Chamado “Esfinge de Delft” devido ao mistério sobre sua vida, o pintor Johannes Vermeer (1632-1675) é hoje considerado secundarista apenas a Rembrandt dentre todos os artistas holandeses. Morou em Delft, sua cidade natal, até morrer, falido, aos 43 anos, deixando mulher e 11 filhos. Poucos são seus quadros sobreviventes, apenas 35 a quarenta. Talvez ele não tenha pintado outros, pois nenhum pintor desde Ingres trabalhou com tanta deliberação.
E nenhum pintor, exceto van Eyck, tinha tanta técnica quanto Vermeer no domínio da luz. Enquanto outros artistas usavam uma gama de cinza/verde/marrom, as cores de Vermeer eram mais puras e vívidas, com uma intensidade de brilho jamais vista.
Além da maestria na cor e na luz, as composições perfeitamente equilibradas, de formas retangulares, emprestavam serenidade e estabilidade a seus quadros. Uma tela típica retrata um aposento limpo, fracamente iluminado por uma janela à esquerda e uma figura empenhada numa simples tarefa doméstica. O que eleva o tema acima da banalidade é a incisiva representação da realidade visual, as cores perfeitamente verdadeiras para o olho e a luz suave que se irradia pela sala. Seus quadros não contém história, paixão ou evento. Seu verdadeiro tema é a luz, suave, doce, quase palpável, vagando pelas diversas superfícies da imagem.
Vermeer usou uma “câmara obscura” para obter maior perfeição do desenho. Consiste numa caixa escura com uma abertura minúscula por onde se projeta a imagem do objeto a ser traçado numa folha de papel. No entanto, Vermeer não se limitava a copiar as linhas de cena projetada. Seu manuseio da tinta também foi revolucionário. Embora as pinceladas pareçam planas e detalhadas nas reproduções, Vermeer frequentemente aplicava a tinta em esfregadelas e pontilhados de modo que a superfície saliente de um ponto na pintura refletisse mais luz, dando vibração e textura tridimensional mais áspera. Essa técnica se aproximava do pontilhismo dos impressionistas. Um crítico descreveu essa superfície como uma “mistura de pérolas socadas”.

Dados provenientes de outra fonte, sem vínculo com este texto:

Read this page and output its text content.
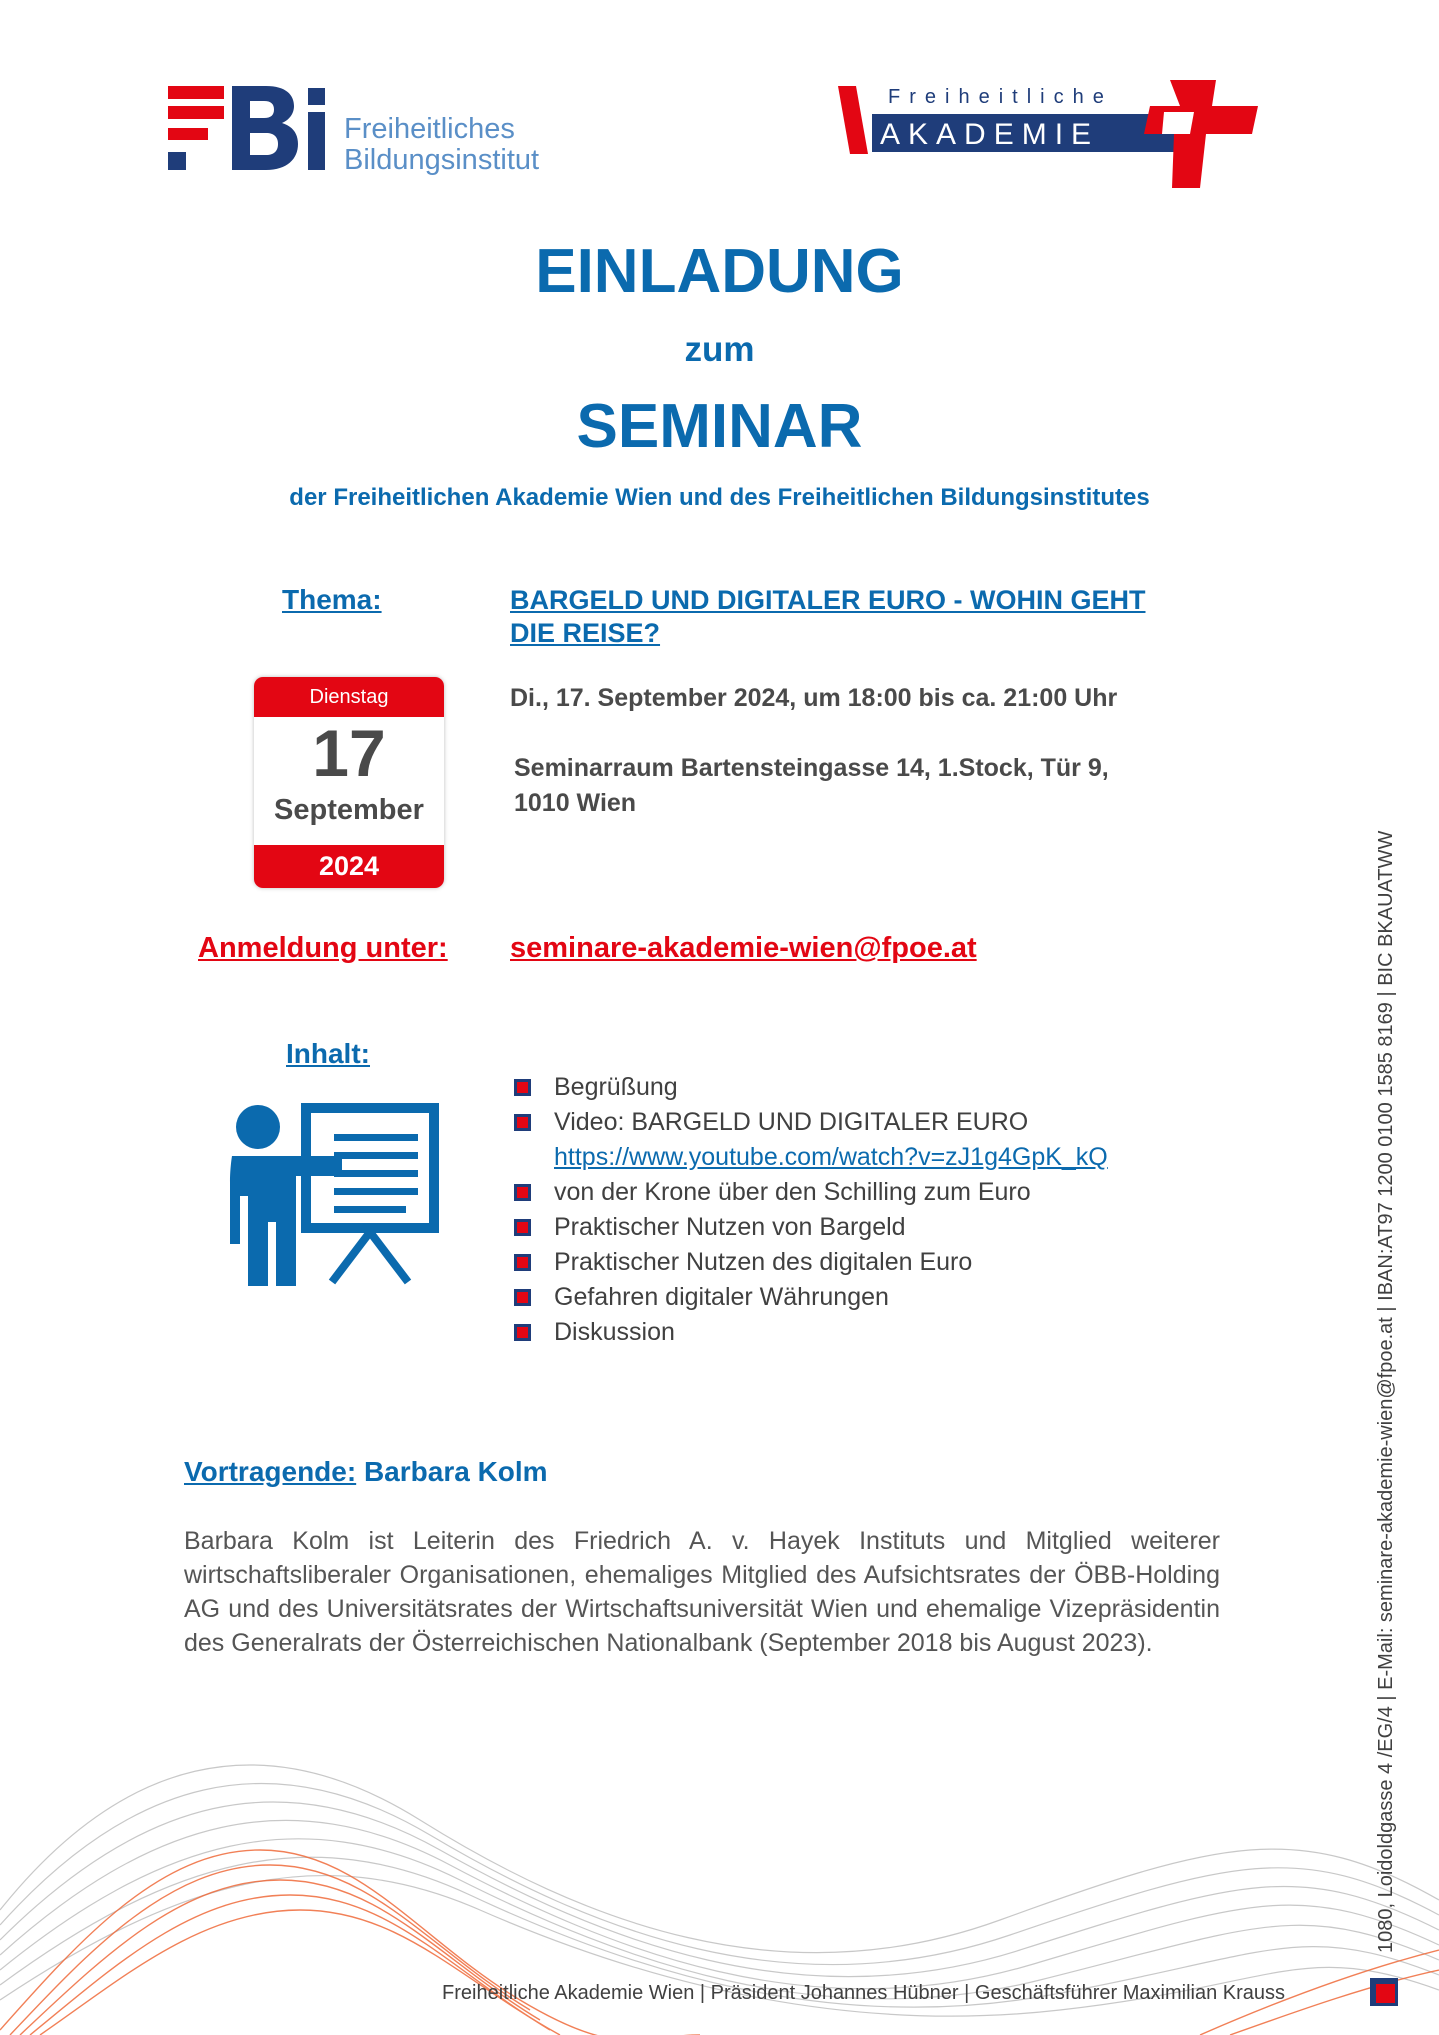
Freiheitliches
Bildungsinstitut
Freiheitliche
AKADEMIE
EINLADUNG
zum
SEMINAR
der Freiheitlichen Akademie Wien und des Freiheitlichen Bildungsinstitutes
Thema:	BARGELD UND DIGITALER EURO - WOHIN GEHT
DIE REISE?
Dienstag
17
September
2024
Di., 17. September 2024, um 18:00 bis ca. 21:00 Uhr
Seminarraum Bartensteingasse 14, 1.Stock, Tür 9,
1010 Wien
Anmeldung unter: seminare-akademie-wien@fpoe.at
Inhalt:
Begrüßung
Video: BARGELD UND DIGITALER EURO
https://www.youtube.com/watch?v=zJ1g4GpK_kQ
von der Krone über den Schilling zum Euro
Praktischer Nutzen von Bargeld
Praktischer Nutzen des digitalen Euro
Gefahren digitaler Währungen
Diskussion
Vortragende: Barbara Kolm
Barbara Kolm ist Leiterin des Friedrich A. v. Hayek Instituts und Mitglied weiterer wirtschaftsliberaler Organisationen, ehemaliges Mitglied des Aufsichtsrates der ÖBB-Holding AG und des Universitätsrates der Wirtschaftsuniversität Wien und ehemalige Vizepräsidentin des Generalrats der Österreichischen Nationalbank (September 2018 bis August 2023).
Freiheitliche Akademie Wien | Präsident Johannes Hübner | Geschäftsführer Maximilian Krauss
1080, Loidoldgasse 4 /EG/4 | E-Mail: seminare-akademie-wien@fpoe.at | IBAN:AT97 1200 0100 1585 8169 | BIC BKAUATWW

“A Criada de Cozinha”, Johannes Vermeer, c. 1658
Esse método de definir as formas, não com linhas, mas com pontinhos de luz é evidente em “A Criada de Cozinha”, especialmente no contorno da abertura da jarra de leite, um mosaico de manchinhas. Vermeer foi também um mestre na variação de intensidade da cor em relação à distância entre o objeto e a fonte de luz. O pão crocante captura a luz mais forte e a reflete através de toques precisos de impasto (tinta aplicada em camada grossa). Atento demais aos pormenores, para evitar a monotonia da parede caiada de branco. Vermeer acrescentou-lhe manchas, buracos e até um prego. A composição é tão equilibrada e coesa que remover apenas um dos elementos ameaçaria a estabilidade do quadro. Embora despida de incidentes dramáticos, a absoluta concentração da criada na tarefa confere ao trabalho um ar majestoso. A respeito de Vermeer, um crítico observou que: “Nenhum pintor holandês homenageou tanto a mulher.”
Carol Strickland. Arte Comentada, Da Pré-História ao Pós-Moderno.